Visually induced self-motion (vection) is of theoretical interest in understanding the neural basis of visual-vestibular interaction. Recently, vection is also of practical importance in developing virtual reality systems that provide users with a compelling experience of "presence" in a virtual environment. The purpose of this paper was to investigate the role of the central and peripheral retina in visually induced self-rotation (circular vection, CV). Six patients aged 52-78 years all with pathological peripheral visual defects due to retinitis pigmentosa or glaucoma, and an age-matched control group of eight elderly subjects aged 47-71 years were examined. Monocular visual field defects were verified with the Goldmann perimeter by kinetic perimetry.
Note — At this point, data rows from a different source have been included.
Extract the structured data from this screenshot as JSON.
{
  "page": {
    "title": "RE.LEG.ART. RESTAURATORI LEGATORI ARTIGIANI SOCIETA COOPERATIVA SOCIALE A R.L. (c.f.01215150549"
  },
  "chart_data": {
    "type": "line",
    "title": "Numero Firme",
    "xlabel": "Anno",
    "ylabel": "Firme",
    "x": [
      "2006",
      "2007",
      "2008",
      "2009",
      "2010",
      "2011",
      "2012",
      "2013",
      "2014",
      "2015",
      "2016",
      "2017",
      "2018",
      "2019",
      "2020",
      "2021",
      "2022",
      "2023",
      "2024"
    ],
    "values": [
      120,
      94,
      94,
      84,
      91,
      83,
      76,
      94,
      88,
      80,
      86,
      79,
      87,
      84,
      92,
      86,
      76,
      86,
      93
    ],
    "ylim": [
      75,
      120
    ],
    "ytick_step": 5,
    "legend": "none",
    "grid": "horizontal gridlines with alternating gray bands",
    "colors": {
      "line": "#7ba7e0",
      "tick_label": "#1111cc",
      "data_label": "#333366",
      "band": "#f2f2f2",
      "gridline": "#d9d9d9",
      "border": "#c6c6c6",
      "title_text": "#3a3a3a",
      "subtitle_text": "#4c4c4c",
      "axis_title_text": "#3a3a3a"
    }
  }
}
The device used to induce CV was a random dot pattern projected onto a hemispherical dome with a radius of 75 cm. The pattern was rotated horizontally at a constant acceleration of 1 deg/s2. Monocular stimuli were randomly repeated twice in both the temporal-nasal (T-N) and nasal-temporal (N-T) directions. In the age-matched control group, all subjects experienced CV. There were no significant differences in CV latencies between the right and left eyes in either stimulus direction (p>0.05, Student paired t test). In patients with bilateral deficits of the whole visual periphery and intact central visual fields, CV was absent in both stimulus directions. In patients with bilateral and asymmetric deficits of the visual periphery, CV was either missing or markedly prolonged, depending on the extent of the peripheral visual field defect. In patients with unilateral deficits of about half the visual periphery, CV was missing only for the affected eyes. These findings are compatible with the theory of peripheral dominance and size dependence of CV. In the discussion, our results will be compared to previous experiments with masking in normal subjects and with studies in other kinds of self-motion.